Some say San Francisco's unique blend of nonconformist behavior sometimes means ignoring the laws and rules that allow a city to operate smoothly.

"Rudeness is brought on by frustration, higher densities, uncomfortable weather, a lot of traffic, and also because all of us know that when we haven't had our nap, we get rude," says Thompson.

Homebodies

Meanwhile, the some 2 million of us who live or work in The City sometimes feel that the only way to avoid rude commuters is to stay home.

"If you drive, the roads are all clogged. If you take the trains, you can't get a seat. And if you ride your bike or walk, you are likely to get whacked," said Rich Allen, an exasperated commuter who nevertheless practices all three forms of torture.

It's no better once we get to the office. Computers, already a common conversational tool, will soon overtake the voice as the primary form of communication in businesses, says Mirza. The more we use machines to do our communicating, the worse we will become at understanding how to interact with others, she says, which will lead to even more rudeness.

Still, even though San Francisco may grow more boorish, most believe bad manners are a relatively minor irritant in a city with unacceptable levels of violent crime. Eventually, these optimists say, we will either all kill each other, or our closer quarters and enforced downsizing will lead us to follow more rules -- if we can agree on new ones.

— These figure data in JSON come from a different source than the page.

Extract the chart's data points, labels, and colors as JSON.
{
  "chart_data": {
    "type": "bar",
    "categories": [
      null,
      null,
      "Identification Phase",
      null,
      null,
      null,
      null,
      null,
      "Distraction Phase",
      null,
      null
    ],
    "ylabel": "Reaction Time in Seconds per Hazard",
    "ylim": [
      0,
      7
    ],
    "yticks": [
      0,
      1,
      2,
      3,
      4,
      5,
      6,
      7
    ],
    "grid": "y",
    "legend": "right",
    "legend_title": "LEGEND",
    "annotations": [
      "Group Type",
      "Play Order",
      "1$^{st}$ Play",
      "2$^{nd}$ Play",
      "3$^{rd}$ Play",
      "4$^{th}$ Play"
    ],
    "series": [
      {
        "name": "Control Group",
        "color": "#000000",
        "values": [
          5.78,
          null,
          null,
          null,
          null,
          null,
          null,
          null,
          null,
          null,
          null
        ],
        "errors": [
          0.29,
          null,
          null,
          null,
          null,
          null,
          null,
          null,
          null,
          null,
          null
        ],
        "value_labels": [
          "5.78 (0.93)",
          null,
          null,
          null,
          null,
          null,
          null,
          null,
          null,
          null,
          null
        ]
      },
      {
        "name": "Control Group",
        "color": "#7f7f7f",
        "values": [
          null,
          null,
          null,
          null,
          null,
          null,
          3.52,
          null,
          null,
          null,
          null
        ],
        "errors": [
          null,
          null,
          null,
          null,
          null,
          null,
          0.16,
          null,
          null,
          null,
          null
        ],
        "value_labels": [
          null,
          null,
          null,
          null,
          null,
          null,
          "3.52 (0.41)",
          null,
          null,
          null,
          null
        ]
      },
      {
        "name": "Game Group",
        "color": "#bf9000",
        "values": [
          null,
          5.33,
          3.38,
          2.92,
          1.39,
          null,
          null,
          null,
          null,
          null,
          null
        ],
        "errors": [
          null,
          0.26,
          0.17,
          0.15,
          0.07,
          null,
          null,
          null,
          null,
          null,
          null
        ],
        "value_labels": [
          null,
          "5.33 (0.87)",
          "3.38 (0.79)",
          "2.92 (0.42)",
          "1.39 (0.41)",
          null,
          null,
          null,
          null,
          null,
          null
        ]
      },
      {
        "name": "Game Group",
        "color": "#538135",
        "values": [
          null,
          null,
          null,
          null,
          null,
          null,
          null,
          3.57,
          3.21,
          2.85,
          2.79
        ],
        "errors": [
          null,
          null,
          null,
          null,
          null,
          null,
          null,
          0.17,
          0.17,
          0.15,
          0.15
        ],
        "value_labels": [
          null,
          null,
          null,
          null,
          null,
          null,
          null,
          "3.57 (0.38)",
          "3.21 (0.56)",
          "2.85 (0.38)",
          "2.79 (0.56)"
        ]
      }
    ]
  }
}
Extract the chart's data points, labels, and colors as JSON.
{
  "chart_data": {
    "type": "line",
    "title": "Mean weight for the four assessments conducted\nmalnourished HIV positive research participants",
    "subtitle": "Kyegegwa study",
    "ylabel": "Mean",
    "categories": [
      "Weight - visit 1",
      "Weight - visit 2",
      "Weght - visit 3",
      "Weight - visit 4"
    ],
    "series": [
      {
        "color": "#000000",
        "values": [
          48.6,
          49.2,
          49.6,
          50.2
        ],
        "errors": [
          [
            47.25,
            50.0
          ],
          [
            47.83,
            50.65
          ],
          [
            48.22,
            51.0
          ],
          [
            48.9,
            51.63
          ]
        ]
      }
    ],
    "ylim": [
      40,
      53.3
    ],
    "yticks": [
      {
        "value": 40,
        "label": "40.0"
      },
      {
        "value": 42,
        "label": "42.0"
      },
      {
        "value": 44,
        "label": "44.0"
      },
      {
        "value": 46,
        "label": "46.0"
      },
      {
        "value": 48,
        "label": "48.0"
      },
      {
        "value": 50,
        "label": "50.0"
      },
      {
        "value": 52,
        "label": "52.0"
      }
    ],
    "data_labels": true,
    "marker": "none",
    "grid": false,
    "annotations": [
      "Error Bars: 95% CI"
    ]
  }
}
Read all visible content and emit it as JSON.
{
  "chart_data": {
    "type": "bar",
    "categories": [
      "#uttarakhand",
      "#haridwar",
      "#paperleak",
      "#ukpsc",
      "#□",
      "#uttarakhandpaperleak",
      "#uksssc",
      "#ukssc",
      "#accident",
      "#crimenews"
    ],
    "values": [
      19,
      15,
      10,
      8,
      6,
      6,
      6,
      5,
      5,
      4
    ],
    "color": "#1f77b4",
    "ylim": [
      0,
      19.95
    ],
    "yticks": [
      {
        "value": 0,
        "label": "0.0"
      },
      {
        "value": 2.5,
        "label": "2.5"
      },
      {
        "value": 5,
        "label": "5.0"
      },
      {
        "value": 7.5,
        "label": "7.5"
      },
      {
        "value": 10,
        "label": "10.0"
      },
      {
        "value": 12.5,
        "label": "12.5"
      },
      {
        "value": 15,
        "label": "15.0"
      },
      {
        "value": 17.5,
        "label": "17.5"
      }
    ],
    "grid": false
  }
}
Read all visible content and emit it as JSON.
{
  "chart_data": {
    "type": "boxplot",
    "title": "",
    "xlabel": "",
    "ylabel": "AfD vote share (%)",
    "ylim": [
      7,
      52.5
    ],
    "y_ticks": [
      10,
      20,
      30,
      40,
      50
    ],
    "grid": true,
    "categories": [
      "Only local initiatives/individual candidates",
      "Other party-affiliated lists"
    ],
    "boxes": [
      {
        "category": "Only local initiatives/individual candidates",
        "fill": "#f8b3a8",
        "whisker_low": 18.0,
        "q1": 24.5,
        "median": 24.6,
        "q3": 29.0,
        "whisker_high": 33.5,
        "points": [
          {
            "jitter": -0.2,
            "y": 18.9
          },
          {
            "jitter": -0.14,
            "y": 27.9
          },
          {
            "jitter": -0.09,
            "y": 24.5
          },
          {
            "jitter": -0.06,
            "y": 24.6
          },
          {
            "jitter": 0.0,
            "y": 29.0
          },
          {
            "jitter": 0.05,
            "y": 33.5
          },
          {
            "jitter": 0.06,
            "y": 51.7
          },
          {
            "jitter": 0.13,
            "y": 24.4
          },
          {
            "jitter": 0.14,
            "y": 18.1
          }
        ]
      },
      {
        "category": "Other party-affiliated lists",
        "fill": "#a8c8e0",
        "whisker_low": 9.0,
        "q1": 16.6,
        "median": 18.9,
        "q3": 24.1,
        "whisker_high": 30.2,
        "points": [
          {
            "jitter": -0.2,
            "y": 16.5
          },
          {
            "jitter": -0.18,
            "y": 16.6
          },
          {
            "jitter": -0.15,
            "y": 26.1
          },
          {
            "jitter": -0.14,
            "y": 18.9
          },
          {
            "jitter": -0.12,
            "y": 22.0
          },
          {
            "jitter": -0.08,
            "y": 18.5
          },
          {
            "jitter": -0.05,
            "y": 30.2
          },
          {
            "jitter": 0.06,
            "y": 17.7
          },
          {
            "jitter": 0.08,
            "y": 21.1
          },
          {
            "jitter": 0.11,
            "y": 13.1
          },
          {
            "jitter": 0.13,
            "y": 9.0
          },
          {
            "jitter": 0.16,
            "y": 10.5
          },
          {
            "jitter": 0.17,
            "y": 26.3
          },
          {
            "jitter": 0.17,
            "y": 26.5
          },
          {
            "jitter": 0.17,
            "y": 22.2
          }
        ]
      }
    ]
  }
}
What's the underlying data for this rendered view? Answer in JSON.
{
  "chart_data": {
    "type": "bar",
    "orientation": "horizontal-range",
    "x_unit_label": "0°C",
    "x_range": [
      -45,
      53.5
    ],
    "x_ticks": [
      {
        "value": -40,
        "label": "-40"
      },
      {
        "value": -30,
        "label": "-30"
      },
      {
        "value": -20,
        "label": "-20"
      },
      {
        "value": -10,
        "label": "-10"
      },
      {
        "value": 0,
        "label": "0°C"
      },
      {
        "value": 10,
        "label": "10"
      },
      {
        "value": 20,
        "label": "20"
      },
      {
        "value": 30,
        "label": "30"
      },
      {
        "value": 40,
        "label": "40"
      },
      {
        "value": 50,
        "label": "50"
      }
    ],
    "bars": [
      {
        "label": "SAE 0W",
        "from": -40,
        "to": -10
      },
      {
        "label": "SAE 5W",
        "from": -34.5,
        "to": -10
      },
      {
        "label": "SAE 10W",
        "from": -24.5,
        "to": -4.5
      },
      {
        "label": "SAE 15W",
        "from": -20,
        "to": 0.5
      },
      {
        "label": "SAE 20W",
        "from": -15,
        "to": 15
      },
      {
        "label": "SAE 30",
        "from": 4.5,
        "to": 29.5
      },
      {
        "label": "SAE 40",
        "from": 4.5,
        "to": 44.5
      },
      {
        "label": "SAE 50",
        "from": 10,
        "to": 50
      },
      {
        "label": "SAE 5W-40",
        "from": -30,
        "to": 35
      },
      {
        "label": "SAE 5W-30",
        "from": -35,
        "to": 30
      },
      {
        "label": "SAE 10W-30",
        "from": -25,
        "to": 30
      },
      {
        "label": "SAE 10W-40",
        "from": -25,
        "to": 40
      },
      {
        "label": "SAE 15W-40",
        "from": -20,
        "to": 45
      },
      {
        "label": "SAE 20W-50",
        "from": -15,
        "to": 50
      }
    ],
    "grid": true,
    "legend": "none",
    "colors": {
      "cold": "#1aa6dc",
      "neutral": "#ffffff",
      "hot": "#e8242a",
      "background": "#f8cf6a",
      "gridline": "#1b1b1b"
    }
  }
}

"Etiquette has rules to be followed just like golf, tennis or traffic law," said Mirza. "The difference is the rules change as we evolve."

World of difference

And before you give up on us and consider relocating your business, emigrating abroad, or moving to some low-density Midwest capital, take a look at Asia. If San Francisco had highrises and was as densely populated as Hong Kong, the entire Bay Area population of 7 million could fit into one-quarter of the city, said Jim Chappell, president of the San Francisco Planning and Urban Research Association.

Western visitors to China, Japan and Vietnam, among the countries with the highest population-to-land rates in the world, often are amazed at how people get along while living on top of one another.

Granted, there is less personal space than here. In China it is not considered rude to inquire about one's salary, scold neighbors for poor child upbringing, or tie up traffic by gathering at the scene of an accident.

But as most Bay Area commuters know, accident rubbernecking is now de rigeur. We have Web sites that have "invaded" the once-taboo area of industry salaries, pinpointing executive, creative and technical workers with remarkable accuracy. And China certainly has no monopoly on educational moralizing.

One answer to the future of rude behavior can be found in the densely-packed Chinese capital of Beijing. An enterprising company specializes in issuing apologies on behalf of Beijing residents who are too ashamed to do it themselves. Business is way up.

If it's looking to expand, San Francisco could be an ideal location.